Using the knowledge we have gained from the problem, we can now solve (finally!):

$$K_\mathrm{b}=\frac{[\ce{BH}]\cdot[\ce{OH-}]}{\ce{[B]}}$$

$$1.26\times10^{-6}=\frac{[x]\cdot[1.26\times10^{-6}]}{[0.1-x]}$$

$$x=0.1-x$$

$$2x=0.1$$

$$x=0.05$$

So:

$$[\ce{B}]=0.1-0.05=0.05~\mathrm{M}$$

Try using this process to solve for the $\mathrm{pH}$ of 7.5.

Answer 2

Ringo has given an excellent answer for your questions and continued to direct you during comment session. I just want to tell you is, this question can also be answered by using Henderson–Hasselbalch equation.

Suppose after titrating, the equilibrium concentrations of BH is $\alpha$ and $\beta$ at pH 8.1 and 7.5, respectively. Thus, all [BH] comes from the original $\pu{0.1 M}$ solution of B, the equilibrium concentrations of B is $(0.1 - \alpha)$ and $(0.1 - \beta)$ at pH 8.1 and 7.5, respectively.

Apply Henderson–Hasselbalch equation separately for pH 8.1 and 7.5. For pH 8.1:

$$8.1 = 8.1 + \log \frac{0.1 - \alpha}{\alpha}$$

For pH 7.5: $$7.5 = 8.1 + \log \frac{0.1 - \beta}{\beta}$$

I let you solve these two equations.
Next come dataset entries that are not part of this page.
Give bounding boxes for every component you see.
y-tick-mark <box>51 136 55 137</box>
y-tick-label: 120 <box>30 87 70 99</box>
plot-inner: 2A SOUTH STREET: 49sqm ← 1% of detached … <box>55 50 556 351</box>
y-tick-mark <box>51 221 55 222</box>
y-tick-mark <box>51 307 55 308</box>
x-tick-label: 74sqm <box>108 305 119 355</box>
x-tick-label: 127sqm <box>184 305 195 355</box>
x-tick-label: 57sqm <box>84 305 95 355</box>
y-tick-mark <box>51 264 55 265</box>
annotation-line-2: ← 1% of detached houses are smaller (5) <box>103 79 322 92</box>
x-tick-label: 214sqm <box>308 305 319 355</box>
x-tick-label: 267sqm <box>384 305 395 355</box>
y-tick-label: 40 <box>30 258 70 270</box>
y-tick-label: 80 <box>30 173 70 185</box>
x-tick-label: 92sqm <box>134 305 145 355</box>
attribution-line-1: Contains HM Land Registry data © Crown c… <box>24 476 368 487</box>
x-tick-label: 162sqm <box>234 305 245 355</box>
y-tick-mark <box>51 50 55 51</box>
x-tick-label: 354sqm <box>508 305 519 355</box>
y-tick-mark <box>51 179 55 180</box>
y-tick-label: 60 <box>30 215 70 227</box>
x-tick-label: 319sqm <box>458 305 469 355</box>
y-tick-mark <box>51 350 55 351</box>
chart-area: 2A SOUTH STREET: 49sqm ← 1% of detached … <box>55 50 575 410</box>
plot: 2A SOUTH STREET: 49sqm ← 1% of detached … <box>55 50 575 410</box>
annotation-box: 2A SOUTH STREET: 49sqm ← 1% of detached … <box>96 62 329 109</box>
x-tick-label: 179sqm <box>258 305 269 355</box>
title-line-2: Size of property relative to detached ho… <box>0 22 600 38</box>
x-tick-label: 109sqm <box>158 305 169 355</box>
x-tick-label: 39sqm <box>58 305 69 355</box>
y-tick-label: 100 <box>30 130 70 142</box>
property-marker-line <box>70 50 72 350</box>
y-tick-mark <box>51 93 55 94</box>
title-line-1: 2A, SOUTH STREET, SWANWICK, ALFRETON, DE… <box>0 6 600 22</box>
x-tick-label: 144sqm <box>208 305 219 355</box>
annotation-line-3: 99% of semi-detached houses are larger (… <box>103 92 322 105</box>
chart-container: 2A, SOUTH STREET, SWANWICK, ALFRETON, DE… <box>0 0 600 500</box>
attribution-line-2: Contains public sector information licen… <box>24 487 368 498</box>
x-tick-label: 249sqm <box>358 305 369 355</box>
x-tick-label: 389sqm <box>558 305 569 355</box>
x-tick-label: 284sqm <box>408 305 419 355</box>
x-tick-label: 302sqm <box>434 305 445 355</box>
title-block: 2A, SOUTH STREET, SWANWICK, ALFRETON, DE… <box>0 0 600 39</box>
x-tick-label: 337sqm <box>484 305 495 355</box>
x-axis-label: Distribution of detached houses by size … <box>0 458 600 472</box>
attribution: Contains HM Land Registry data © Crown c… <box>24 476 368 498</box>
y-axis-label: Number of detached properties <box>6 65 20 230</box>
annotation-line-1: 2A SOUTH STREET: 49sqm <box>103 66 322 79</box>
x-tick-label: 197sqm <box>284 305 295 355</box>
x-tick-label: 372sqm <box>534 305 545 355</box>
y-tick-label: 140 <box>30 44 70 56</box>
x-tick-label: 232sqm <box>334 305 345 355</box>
Nevertheless, the the answers I got are: $\alpha = \pu{0.05 M}$ and $\beta = \pu{0.08 M}$.

Note: The question states that "$\pu{0.1 M}$ (moles/L) of B was dissolved in $\pu{1.0 L}$ water...," which is one of many mistakes in this question. It should have been "$\pu{0.1 mol}$ of B was dissolved in $\pu{1.0 L}$ of water...," instead.